Reuniões técnicas alinharam estratégias para ampliar o acesso às especialidades e reduzir filas de espera no Estado
A Secretaria de Estado de Saúde de Mato Grosso do Sul (SES) realizou, entre os dias 12 e 14 de janeiro, uma série de reuniões técnicas com o objetivo de alinhar estratégias para o fortalecimento do Telessaúde e ampliar o acesso da população às especialidades médicas no Estado.
Os encontros aconteceram na Superintendência de Saúde Digital da SES e reuniram equipes da Secretaria de Estado de Saúde, da Fundação Oswaldo Cruz em Mato Grosso do Sul (Fiocruz/MS), da Universidade Federal de Santa Catarina (UFSC) e da Secretaria Municipal de Saúde de Campo Grande (Sesau).
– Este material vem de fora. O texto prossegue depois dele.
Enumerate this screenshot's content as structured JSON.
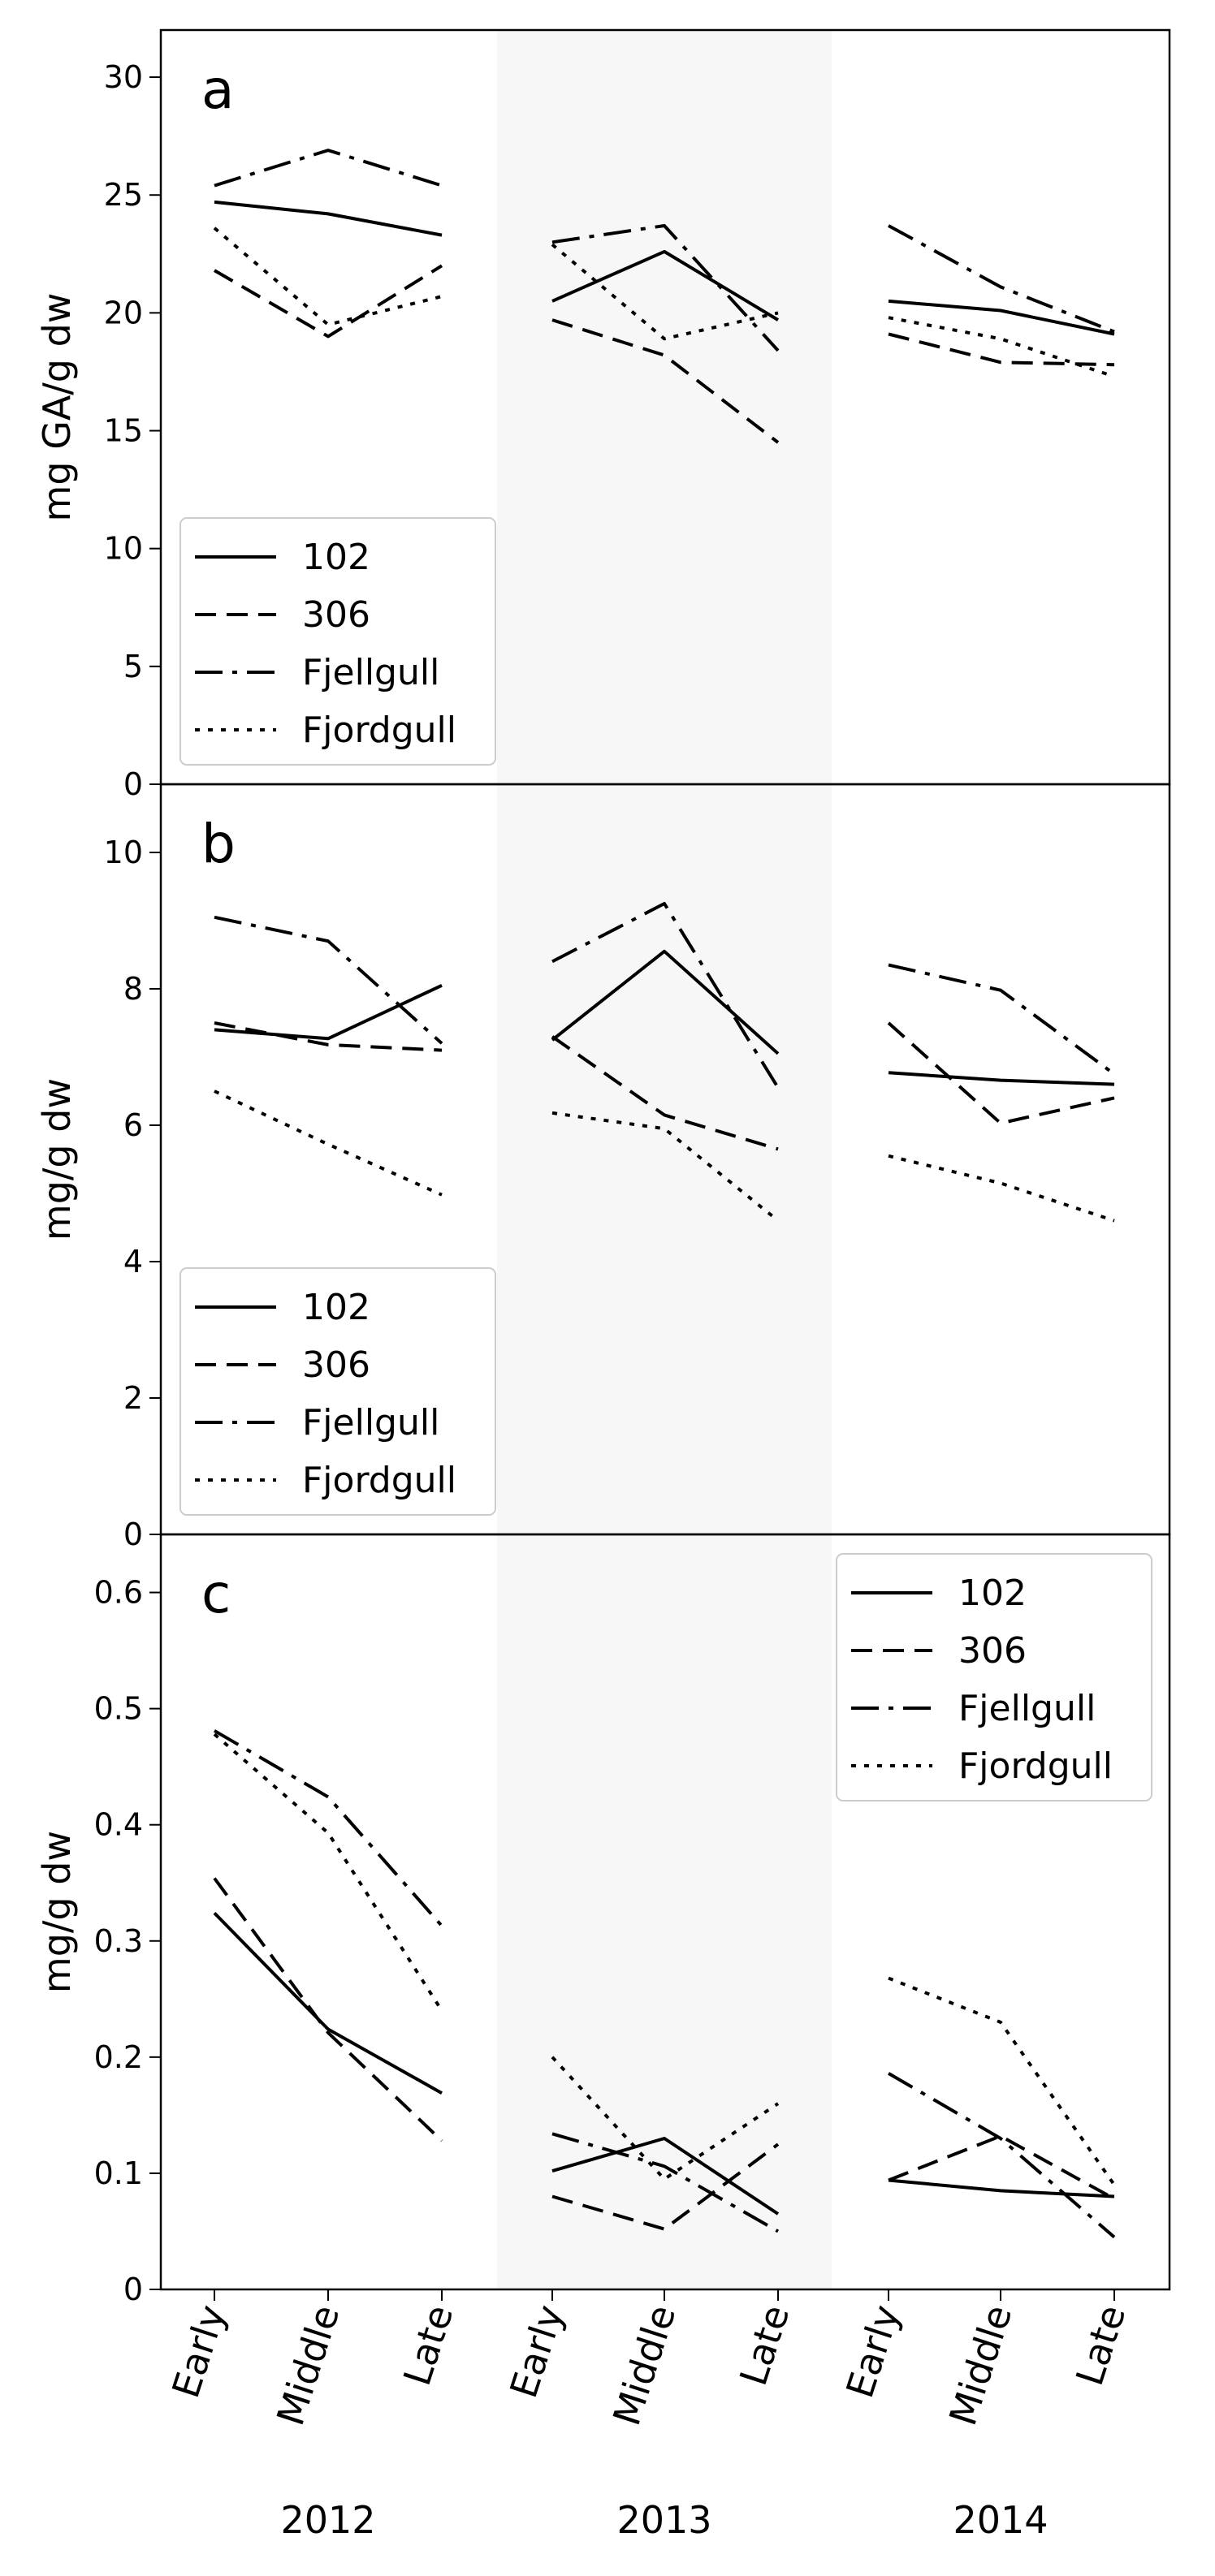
{
  "colors": {
    "line": "#000000",
    "shade": "#f7f7f7",
    "legend_border": "#cccccc"
  },
  "categories": [
    "Early",
    "Middle",
    "Late"
  ],
  "years": [
    "2012",
    "2013",
    "2014"
  ],
  "series_names": [
    "102",
    "306",
    "Fjellgull",
    "Fjordgull"
  ],
  "chart_data": [
    {
      "type": "line",
      "panel": "a",
      "ylabel": "mg GA/g dw",
      "ylim": [
        0,
        32
      ],
      "yticks": [
        0,
        5,
        10,
        15,
        20,
        25,
        30
      ],
      "legend": "lower-left",
      "series": [
        {
          "name": "102",
          "dash": "solid",
          "values": [
            [
              24.7,
              24.2,
              23.3
            ],
            [
              20.5,
              22.6,
              19.7
            ],
            [
              20.5,
              20.1,
              19.1
            ]
          ]
        },
        {
          "name": "306",
          "dash": "dashed",
          "values": [
            [
              21.8,
              19.0,
              22.0
            ],
            [
              19.7,
              18.2,
              14.5
            ],
            [
              19.1,
              17.9,
              17.8
            ]
          ]
        },
        {
          "name": "Fjellgull",
          "dash": "dashdot",
          "values": [
            [
              25.4,
              26.9,
              25.4
            ],
            [
              23.0,
              23.7,
              18.4
            ],
            [
              23.7,
              21.1,
              19.2
            ]
          ]
        },
        {
          "name": "Fjordgull",
          "dash": "dotted",
          "values": [
            [
              23.6,
              19.5,
              20.7
            ],
            [
              22.9,
              18.9,
              20.0
            ],
            [
              19.8,
              18.9,
              17.3
            ]
          ]
        }
      ]
    },
    {
      "type": "line",
      "panel": "b",
      "ylabel": "mg/g dw",
      "ylim": [
        0,
        11
      ],
      "yticks": [
        0,
        2,
        4,
        6,
        8,
        10
      ],
      "legend": "lower-left",
      "series": [
        {
          "name": "102",
          "dash": "solid",
          "values": [
            [
              7.4,
              7.27,
              8.05
            ],
            [
              7.25,
              8.55,
              7.05
            ],
            [
              6.77,
              6.66,
              6.6
            ]
          ]
        },
        {
          "name": "306",
          "dash": "dashed",
          "values": [
            [
              7.5,
              7.18,
              7.1
            ],
            [
              7.3,
              6.15,
              5.65
            ],
            [
              7.5,
              6.03,
              6.4
            ]
          ]
        },
        {
          "name": "Fjellgull",
          "dash": "dashdot",
          "values": [
            [
              9.05,
              8.7,
              7.2
            ],
            [
              8.4,
              9.25,
              6.55
            ],
            [
              8.35,
              7.98,
              6.75
            ]
          ]
        },
        {
          "name": "Fjordgull",
          "dash": "dotted",
          "values": [
            [
              6.5,
              5.72,
              4.98
            ],
            [
              6.18,
              5.95,
              4.6
            ],
            [
              5.55,
              5.15,
              4.6
            ]
          ]
        }
      ]
    },
    {
      "type": "line",
      "panel": "c",
      "ylabel": "mg/g dw",
      "ylim": [
        0,
        0.65
      ],
      "yticks": [
        0.0,
        0.1,
        0.2,
        0.3,
        0.4,
        0.5,
        0.6
      ],
      "legend": "upper-right",
      "series": [
        {
          "name": "102",
          "dash": "solid",
          "values": [
            [
              0.324,
              0.224,
              0.169
            ],
            [
              0.102,
              0.13,
              0.065
            ],
            [
              0.094,
              0.085,
              0.08
            ]
          ]
        },
        {
          "name": "306",
          "dash": "dashed",
          "values": [
            [
              0.354,
              0.221,
              0.128
            ],
            [
              0.08,
              0.052,
              0.125
            ],
            [
              0.094,
              0.132,
              0.078
            ]
          ]
        },
        {
          "name": "Fjellgull",
          "dash": "dashdot",
          "values": [
            [
              0.481,
              0.424,
              0.313
            ],
            [
              0.134,
              0.106,
              0.05
            ],
            [
              0.186,
              0.13,
              0.045
            ]
          ]
        },
        {
          "name": "Fjordgull",
          "dash": "dotted",
          "values": [
            [
              0.478,
              0.393,
              0.24
            ],
            [
              0.2,
              0.095,
              0.16
            ],
            [
              0.268,
              0.23,
              0.09
            ]
          ]
        }
      ]
    }
  ]
}
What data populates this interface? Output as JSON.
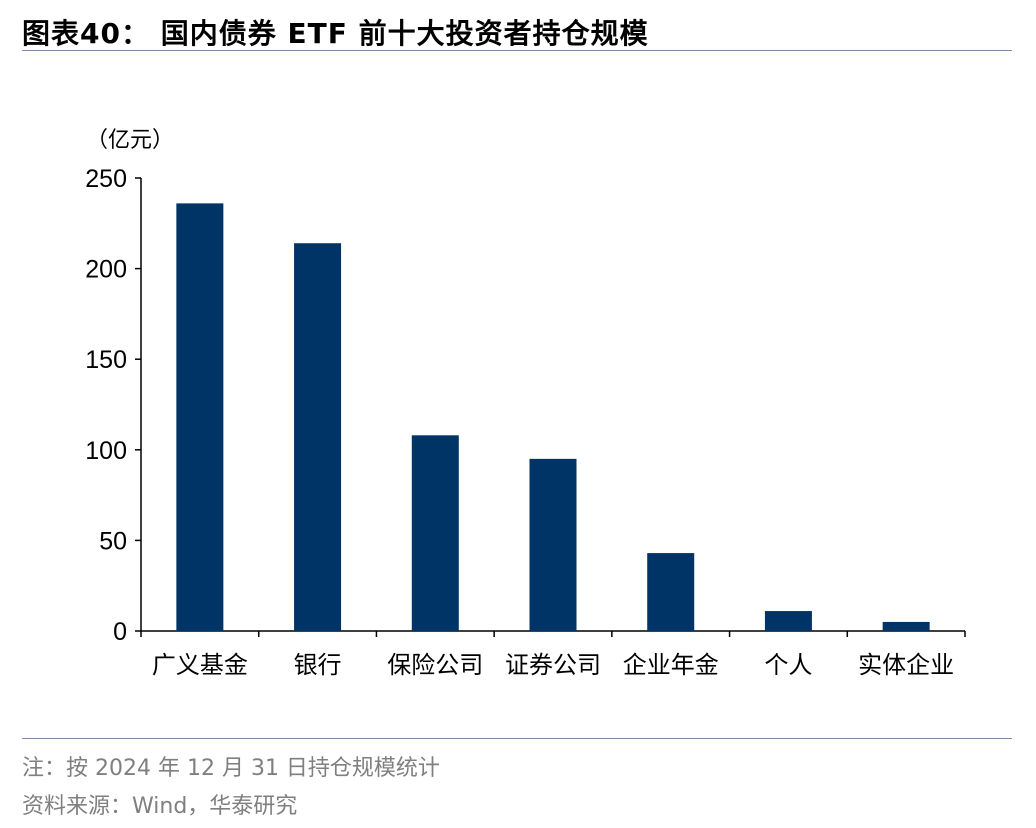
{
  "figure": {
    "title": "图表40： 国内债券 ETF 前十大投资者持仓规模",
    "note": "注：按 2024 年 12 月 31 日持仓规模统计",
    "source": "资料来源：Wind，华泰研究"
  },
  "chart_data": {
    "type": "bar",
    "title": "图表40： 国内债券 ETF 前十大投资者持仓规模",
    "ylabel": "（亿元）",
    "xlabel": "",
    "categories": [
      "广义基金",
      "银行",
      "保险公司",
      "证券公司",
      "企业年金",
      "个人",
      "实体企业"
    ],
    "values": [
      236,
      214,
      108,
      95,
      43,
      11,
      5
    ],
    "ylim": [
      0,
      250
    ],
    "yticks": [
      0,
      50,
      100,
      150,
      200,
      250
    ],
    "grid": false,
    "legend": "none",
    "bar_color": "#003366"
  }
}
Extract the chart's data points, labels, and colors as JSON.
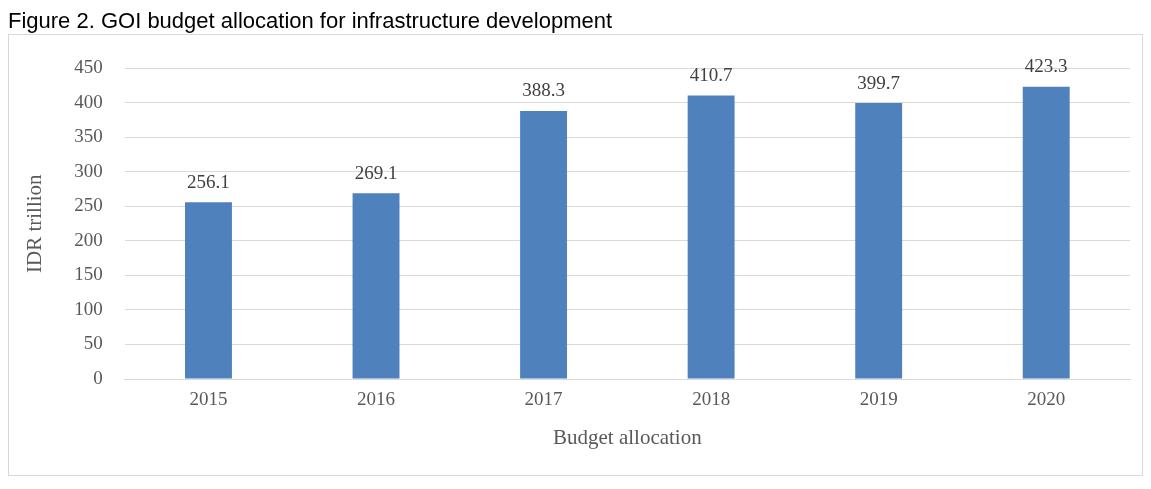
{
  "chart_data": {
    "type": "bar",
    "title": "Figure 2. GOI budget allocation for infrastructure development",
    "xlabel": "Budget allocation",
    "ylabel": "IDR trillion",
    "categories": [
      "2015",
      "2016",
      "2017",
      "2018",
      "2019",
      "2020"
    ],
    "values": [
      256.1,
      269.1,
      388.3,
      410.7,
      399.7,
      423.3
    ],
    "color": "#4f81bd",
    "ylim": [
      0,
      450
    ],
    "yticks": [
      0,
      50,
      100,
      150,
      200,
      250,
      300,
      350,
      400,
      450
    ],
    "grid": "y",
    "data_labels": true
  }
}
Entre os principais temas discutidos esteve a implantação da teleconsultoria assíncrona e a ampliação das ofertas de telessaúde em Mato Grosso do Sul.
As reuniões integraram uma visita técnica da equipe do Telessaúde Santa Catarina/UFSC e tiveram como foco a qualificação do acesso às especialidades, a redução das filas de espera e a organização da rede assistencial, especialmente em um Estado marcado por grandes distâncias e municípios de pequeno porte.
Para o secretário de Estado de Saúde, Maurício Simões, a saúde digital é uma ferramenta estratégica para garantir acesso equitativo aos serviços especializados. Segundo ele, a telessaúde contribui para reduzir custos, ampliar o alcance do atendimento e tornar o sistema mais eficiente.
Durante os debates, também foi destacada a importância do fortalecimento da Atenção Primária como eixo estruturante do sistema de saúde. O secretário municipal de Saúde de Campo Grande, Marcelo Vilela, ressaltou que a organização da porta de entrada é fundamental para enfrentar as filas e evitar encaminhamentos desnecessários, reduzindo a sobrecarga da rede.
Entre as propostas apresentadas está a implantação da teleconsultoria assíncrona, modelo em que o atendimento inicial ocorre de forma remota, antes do possível encaminhamento presencial ao especialista. De acordo com a superintendente de Saúde Digital da SES, Márcia Tomasi, a iniciativa terá início pela especialidade de endocrinologia em Campo Grande, com previsão de expansão gradual para outras áreas e municípios.
A experiência do Telessaúde Brasil Redes, desenvolvida pela UFSC, foi apresentada como referência para o Estado. O consultor do Núcleo de Saúde Digital da universidade, Marcos Maeyama, destacou que a teleconsultoria contribui para qualificar os encaminhamentos, reduzir filas e dar mais eficiência ao fluxo assistencial, respeitando as características locais da rede de saúde.
A pesquisadora em Saúde Digital e Telessaúde da Fiocruz/MS, Milene Dantas, enfatizou o apoio da instituição na ampliação das ações de telessaúde, com foco na qualificação da Atenção Primária e no fortalecimento do cuidado especializado por meio da saúde digital.
A implantação inicial da teleconsultoria ocorrerá em Campo Grande, com previsão de ampliação para outros municípios conforme a disponibilidade de equipes, infraestrutura e profissionais especializados, reforçando a integração entre Estado, municípios e instituições parceiras.